Many professionals working in the healthcare system have become beaten down by structural violence, weary of broken promises and suspicious of others’ intentions. Through continued open communication, we built an equitable partnership and mutual trust within the hospital that has been key to the program’s success. Overcoming other challenges, such as securing funding, equipping the operating room, and recruiting specialists, seems secondary to this accomplishment.
Embracing a nascent program with grace
We still lack a full-time anesthesiologist and need to continue building surgical capacity among the staff. Thus, we have only performed a few types of procedures to date and as word of the new program spreads, waiting lists for consults and surgeries continue to grow longer. Nonetheless, in conversations with patients, reciting their disparaging stories with healthcare, I am met only with kindness, good humor, and an unwavering strength.
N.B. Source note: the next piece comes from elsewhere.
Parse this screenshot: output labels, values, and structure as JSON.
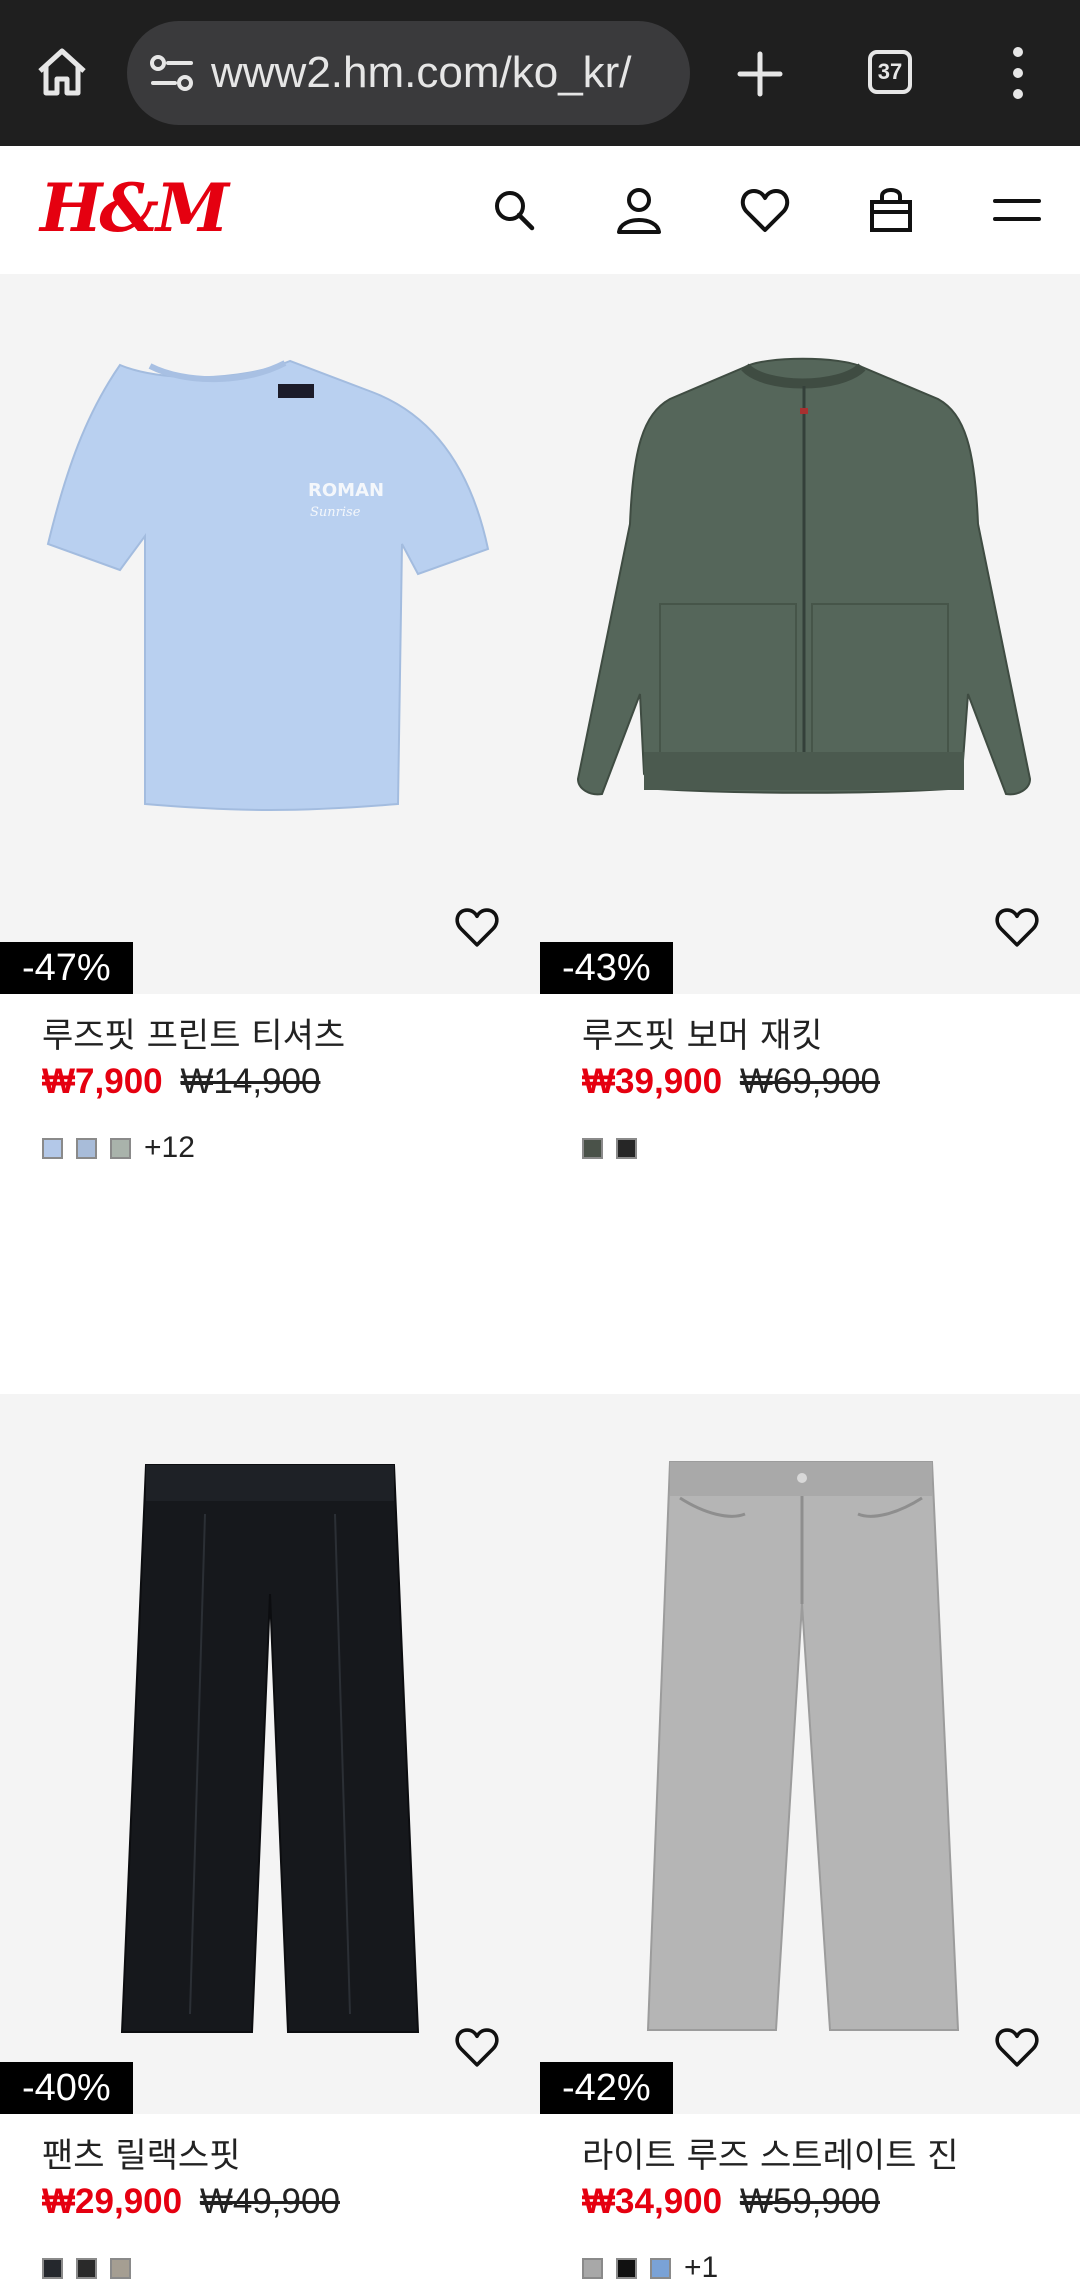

Lush forest surrounds the Sierra Madre community of Chiapas, Mexico. Image courtesy of Will P.
In this manner, many of the people of the Sierra Madre reflect their region. While steep mountains, thick forests, and heavy rains make the Sierra Madre an isolated and rugged place, it is also breathtakingly beautiful—home to a density of animal life, mountain views, preserved rainforests, and pristine lakes beyond compare.
Similarly, the people of the Sierra Madre brave a series of unique challenges. They are largely cut off from accessing many essential services, health care being only one. Natural disasters, climate change, and fluctuations in the global coffee market are omnipresent, growing threats.
Despite it all, though, Chiapanecos live with a contagious zeal and generosity. They are eager to share their food, homes, and rich cultural heritage with outsiders. This carries itself into the hospital, where a long line of unmet needs is answered with a smile and thanks. These daily acts of authentic humility strengthen our resolve to keep improving until we provide the kind of holistic care that the people of the Sierra Madre both deserve and have a right to.
In the operating room with my co-worker Erick. Image courtesy of Will P.
As my year in Chiapas comes to an end, I’m encouraged by our progress and appreciative of all I have learned. It was the experience of a lifetime to work alongside such highly capable and compassionate people at Compañeros en Salud. I have found many role models and lifelong friends here and I look forward to seeing how the surgery program grows under their watch. I am grateful for having learned from true professionals who nurtured my passion for social medicine and epitomize what it means to devote your life to a cause.
I’m grateful to the people of the Sierra Madre who exude grace and humility in the face of adversity. And I’m grateful to the InterExchange Christianson Grant for making this service year possible.